Study Case Development of Life Expectancy

Presentation

This assignment for is about largely structured data, as these make it easier to illustrate and discuss the necessity to prepare them for analysis and the consequences of the various steps needed for data preparation. Data originate from the Dutch Biography Portal (http://biografischportaal.nl), that combines data from many sources. The data were partially cleaned.

The challenge - a newspaper article

In 2011 an article appeared in the Dutch NRC newspaper that state that demographers discovered that painters and sculptors in the seventeenth century (the Dutch Golden Age) were part of the middle classes but that they lived longer than members of the aristocracy. Their conclusion was based on the comparison of the data from the RKD Artists database with some prosopographies of ‘aristocrats’ (Dutch: regenten) from Zealand and Leiden. This surprised the demographers as in modern times a lower socio-economic status often means a lower life expectancy Joke Mat, “Er was iets met die schilders in de Gouden Eeuw”, NRC 24 November, 2011

In general, there are not many data available about life expectancy before the statistical period in the 19th century started. Often heard generalizations that people before modern times did not live beyond 35 years are rough estimates mostly based on archaeology and include child mortality. However, there were always people who lived much longer than 35, even in the most primitive societies. We have only scattered data about life expectancy and especially no data about specific groups. However, the available biographies have been collected in the Dutch Biography Portal that contains especially data about different professional groups. These mostly contains people from middle-class and elite groups, but they are more varied than just artists or aristocrats but includes all people past compilers of biographical dictionaries deemed worth writing a biography about. These often included elites, but also a varied mix of heroes, administrators, ministers and artists such writers. In more modern times biographical lexicons tend to specialize on specific groups based on professions or regions (such as the RKD artists database mentioned above). Because the Biography Portal is a compilation of many different biographical lexicons, old and new, this make it possible to check the findings of the demographers in more detail and over a longer period of time. They hardly contain data about the lowest strata of society, but a mix of middle and higher strata. The basic question is whether there is a marked difference in survival rates between different groups in various periods of time.

This leads to the assignment

Make a overview in tables of the life expectancy of different groups

The dataset

The zipped dataset is available on https://surfdrive.surf.nl/files/index.php/s/KJx9RfbPwSOeaj6 (the file is called datasets_dag4.zip)

It is a selection from the data from the Biography Portal, that needs some cleanup before they can be processed into the overviews with which we will tackle the assignment.
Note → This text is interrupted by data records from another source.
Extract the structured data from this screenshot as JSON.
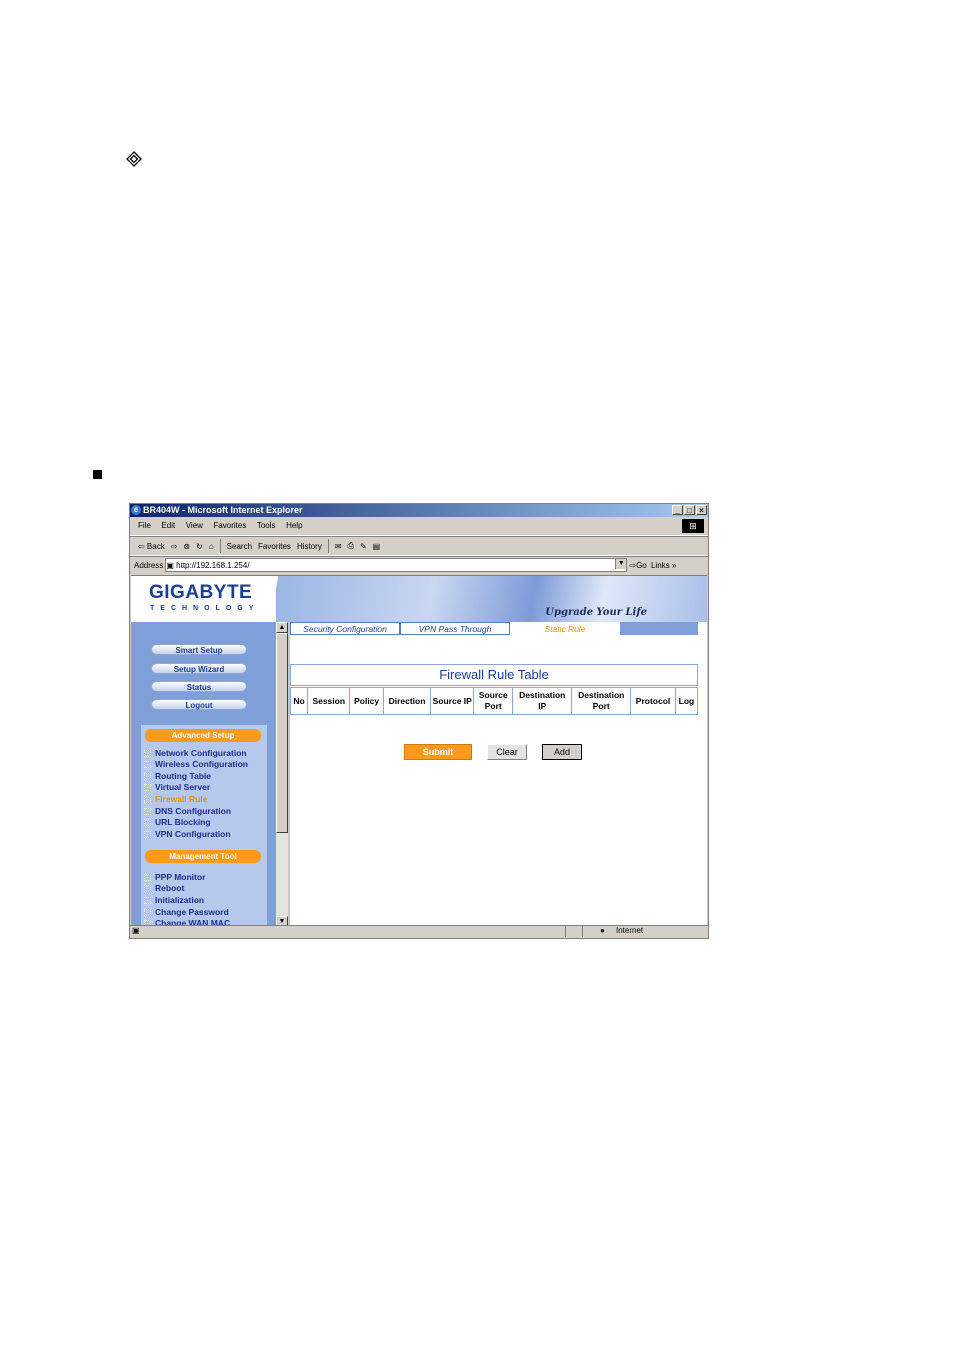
{
  "doc": {
    "diamond_icon": "diamond-bullet-icon",
    "square_icon": "square-bullet-icon"
  },
  "browser": {
    "title": "BR404W - Microsoft Internet Explorer",
    "window_buttons": [
      "_",
      "□",
      "×"
    ],
    "menu": [
      "File",
      "Edit",
      "View",
      "Favorites",
      "Tools",
      "Help"
    ],
    "toolbar": {
      "back": "⇦ Back",
      "forward": "⇨",
      "search": "Search",
      "favorites": "Favorites",
      "history": "History"
    },
    "address_label": "Address",
    "address_value": "http://192.168.1.254/",
    "go": "Go",
    "links": "Links",
    "status_zone": "Internet"
  },
  "header": {
    "logo": "GIGABYTE",
    "logo_tm": "TM",
    "logo_sub": "TECHNOLOGY",
    "tagline": "Upgrade Your Life"
  },
  "sidebar": {
    "top_buttons": [
      "Smart Setup",
      "Setup Wizard",
      "Status",
      "Logout"
    ],
    "advanced_title": "Advanced Setup",
    "advanced_items": [
      "Network Configuration",
      "Wireless Configuration",
      "Routing Table",
      "Virtual Server",
      "Firewall Rule",
      "DNS Configuration",
      "URL Blocking",
      "VPN Configuration"
    ],
    "active_item": "Firewall Rule",
    "management_title": "Management Tool",
    "management_items": [
      "PPP Monitor",
      "Reboot",
      "Initialization",
      "Change Password",
      "Change WAN MAC"
    ]
  },
  "tabs": [
    "Security Configuration",
    "VPN Pass Through",
    "Static Rule"
  ],
  "active_tab": "Static Rule",
  "firewall": {
    "title": "Firewall Rule Table",
    "columns": [
      "No",
      "Session",
      "Policy",
      "Direction",
      "Source IP",
      "Source Port",
      "Destination IP",
      "Destination Port",
      "Protocol",
      "Log"
    ]
  },
  "buttons": {
    "submit": "Submit",
    "clear": "Clear",
    "add": "Add"
  },
  "colors": {
    "accent_orange": "#ff9a1a",
    "nav_blue": "#1b3f96",
    "sidebar_blue": "#7f9fd8"
  }
}
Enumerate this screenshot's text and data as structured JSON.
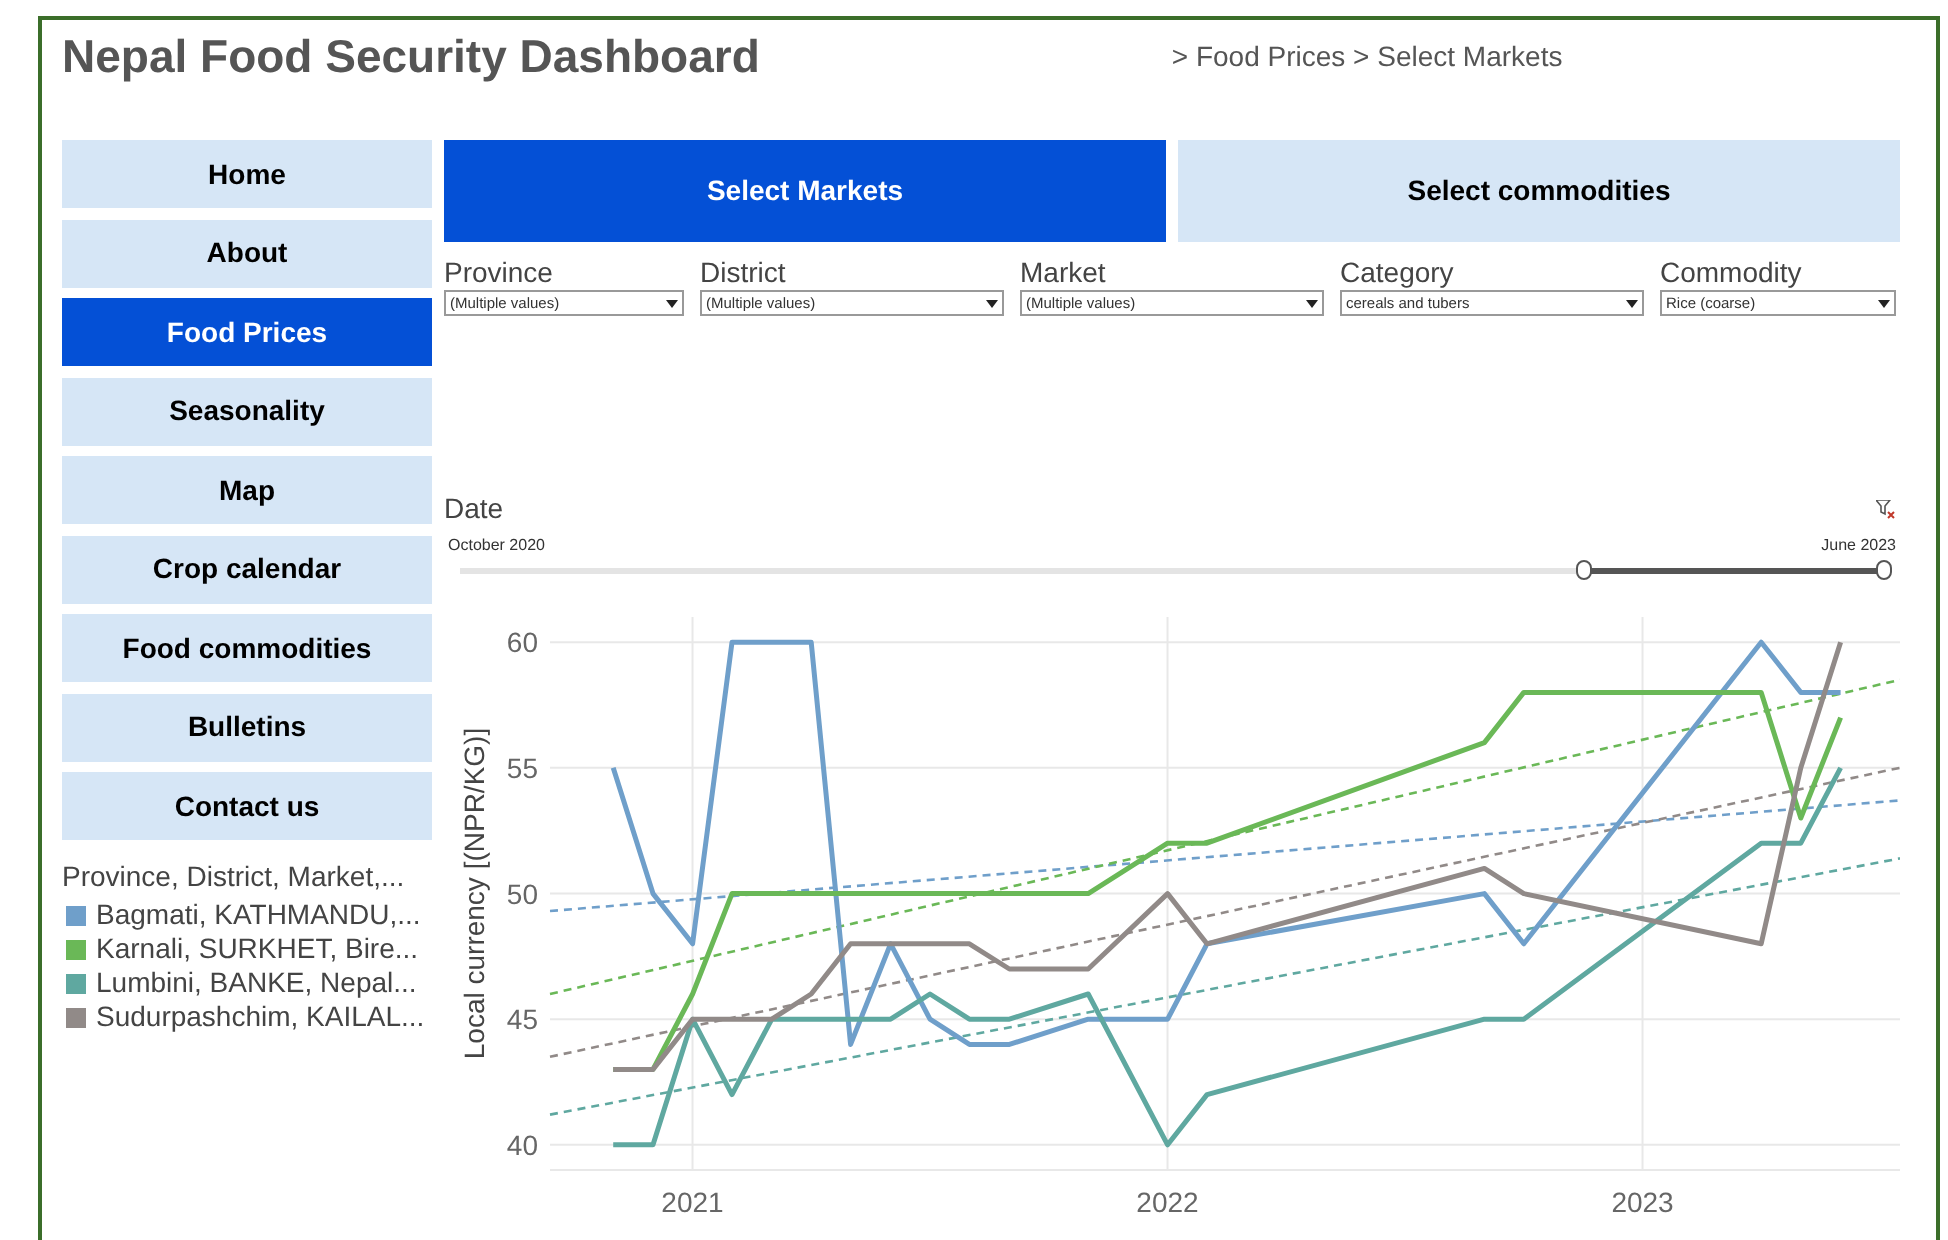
{
  "title": "Nepal Food Security Dashboard",
  "breadcrumb": "> Food Prices > Select Markets",
  "nav": [
    {
      "label": "Home",
      "selected": false
    },
    {
      "label": "About",
      "selected": false
    },
    {
      "label": "Food Prices",
      "selected": true
    },
    {
      "label": "Seasonality",
      "selected": false
    },
    {
      "label": "Map",
      "selected": false
    },
    {
      "label": "Crop calendar",
      "selected": false
    },
    {
      "label": "Food commodities",
      "selected": false
    },
    {
      "label": "Bulletins",
      "selected": false
    },
    {
      "label": "Contact us",
      "selected": false
    }
  ],
  "tabs": [
    {
      "label": "Select Markets",
      "selected": true
    },
    {
      "label": "Select commodities",
      "selected": false
    }
  ],
  "filters": [
    {
      "label": "Province",
      "value": "(Multiple values)"
    },
    {
      "label": "District",
      "value": "(Multiple values)"
    },
    {
      "label": "Market",
      "value": "(Multiple values)"
    },
    {
      "label": "Category",
      "value": "cereals and tubers"
    },
    {
      "label": "Commodity",
      "value": "Rice (coarse)"
    }
  ],
  "legend": {
    "title": "Province, District, Market,..."
  },
  "date_filter": {
    "label": "Date",
    "start": "October 2020",
    "end": "June 2023",
    "handles": [
      {
        "level": 0.79
      },
      {
        "level": 1
      }
    ]
  },
  "chart_data": {
    "type": "line",
    "ylabel": "Local currency [(NPR/KG)]",
    "xlim": [
      2020.7,
      2023.542
    ],
    "ylim": [
      39,
      61
    ],
    "xticks": [
      2021,
      2022,
      2023
    ],
    "yticks": [
      40,
      45,
      50,
      55,
      60
    ],
    "grid": true,
    "series": [
      {
        "name": "Bagmati, KATHMANDU,...",
        "color": "#6f9fca",
        "x": [
          2020.833,
          2020.917,
          2021,
          2021.083,
          2021.167,
          2021.25,
          2021.333,
          2021.417,
          2021.5,
          2021.583,
          2021.667,
          2021.833,
          2022,
          2022.083,
          2022.667,
          2022.75,
          2023.25,
          2023.333,
          2023.417
        ],
        "values": [
          55,
          50,
          48,
          60,
          60,
          60,
          44,
          48,
          45,
          44,
          44,
          45,
          45,
          48,
          50,
          48,
          60,
          58,
          58
        ]
      },
      {
        "name": "Karnali, SURKHET, Bire...",
        "color": "#6ab857",
        "x": [
          2020.833,
          2020.917,
          2021,
          2021.083,
          2021.833,
          2022,
          2022.083,
          2022.667,
          2022.75,
          2023.25,
          2023.333,
          2023.417
        ],
        "values": [
          43,
          43,
          46,
          50,
          50,
          52,
          52,
          56,
          58,
          58,
          53,
          57
        ]
      },
      {
        "name": "Lumbini, BANKE, Nepal...",
        "color": "#5fa8a0",
        "x": [
          2020.833,
          2020.917,
          2021,
          2021.083,
          2021.167,
          2021.25,
          2021.333,
          2021.417,
          2021.5,
          2021.583,
          2021.667,
          2021.833,
          2022,
          2022.083,
          2022.667,
          2022.75,
          2023.25,
          2023.333,
          2023.417
        ],
        "values": [
          40,
          40,
          45,
          42,
          45,
          45,
          45,
          45,
          46,
          45,
          45,
          46,
          40,
          42,
          45,
          45,
          52,
          52,
          55
        ]
      },
      {
        "name": "Sudurpashchim, KAILAL...",
        "color": "#918a88",
        "x": [
          2020.833,
          2020.917,
          2021,
          2021.083,
          2021.167,
          2021.25,
          2021.333,
          2021.417,
          2021.583,
          2021.667,
          2021.833,
          2022,
          2022.083,
          2022.667,
          2022.75,
          2023.25,
          2023.333,
          2023.417
        ],
        "values": [
          43,
          43,
          45,
          45,
          45,
          46,
          48,
          48,
          48,
          47,
          47,
          50,
          48,
          51,
          50,
          48,
          55,
          60
        ]
      },
      {
        "line_style": "dashed",
        "color": "#6f9fca",
        "x": [
          2020.7,
          2023.542
        ],
        "values": [
          49.3,
          53.7
        ]
      },
      {
        "line_style": "dashed",
        "color": "#6ab857",
        "x": [
          2020.7,
          2023.542
        ],
        "values": [
          46.0,
          58.5
        ]
      },
      {
        "line_style": "dashed",
        "color": "#5fa8a0",
        "x": [
          2020.7,
          2023.542
        ],
        "values": [
          41.2,
          51.4
        ]
      },
      {
        "line_style": "dashed",
        "color": "#918a88",
        "x": [
          2020.7,
          2023.542
        ],
        "values": [
          43.5,
          55.0
        ]
      }
    ]
  }
}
The RKD artists data have been excluded from the database in order to prevent pollution of the data with the findings from the newspaper article.

The explanation of the data elaboration is here

For your convenience we have already put up a Google Spreadsheet with the rough data. Please note that it is read only and you have to make a copy to start editing.

Proposed steps

For this workshop we propose the following steps for cleaning and processing the data. To work with these data, you will need tools, for our purposes any spreadsheet like program will do.

Tools:

Open Refine (http://openrefine.org/),
Spreadsheet (Excel, Libre Office, Google Spreadsheets),
programmatic (e.g. Python Pandas (https://pandas.pydata.org/)).

Use the tool you are most comfortable with, it should be able to import csv data and to make pivot tables.

Step 1 - Conversion and cleaning

The data are in csv format, and not completely usable as is

Cleaning:

convert (cast) numbers in text format to real numbers;
convert datetime numbers to dates;
remove nulls (this is optical, but distracting in visual inspection, already done in google sheet);
import and check for import mistakes

N.B. The dataset is an export from an SQL database with has some ‘locale’ problems that OpenRefine handles well but a spreadsheet program like Excel does not. For our purposes this does not matter all that much. We propose not to tackle this problem

Step 2 - Selection

Select the data for further processing. The dataset does not contain complete data (for instance birth and death dates) for all individuals and data are not normalized.

decisions to make

which data do we need to make the assignment
which alternative in dates do we choose
how do we choose between a maximum number of persons or more precise data

Step 3 - Overview

Make an overview of the data:

make an extra column with ages
use your (spreadsheet-like) tool to make pivot tables of your data on ages. This will take some data mangling as grouping the pivot tables will take some manual intervention. Also take into account that a resulting table should fit on a page or a screen and that you want to communicate with it!
the data contain categories per person. Use these to make a more fine-grained overview.

Issues

The dataset contains evident mistakes and errors. How to deal with those?
There are probably also many non-evident other mistakes and errors. How to deal with these?
are the selections sufficient for conclusions? If not - what to do?

Step 4 - Analysis

Analyse the data. What conclusions can we draw with regards to the assignment?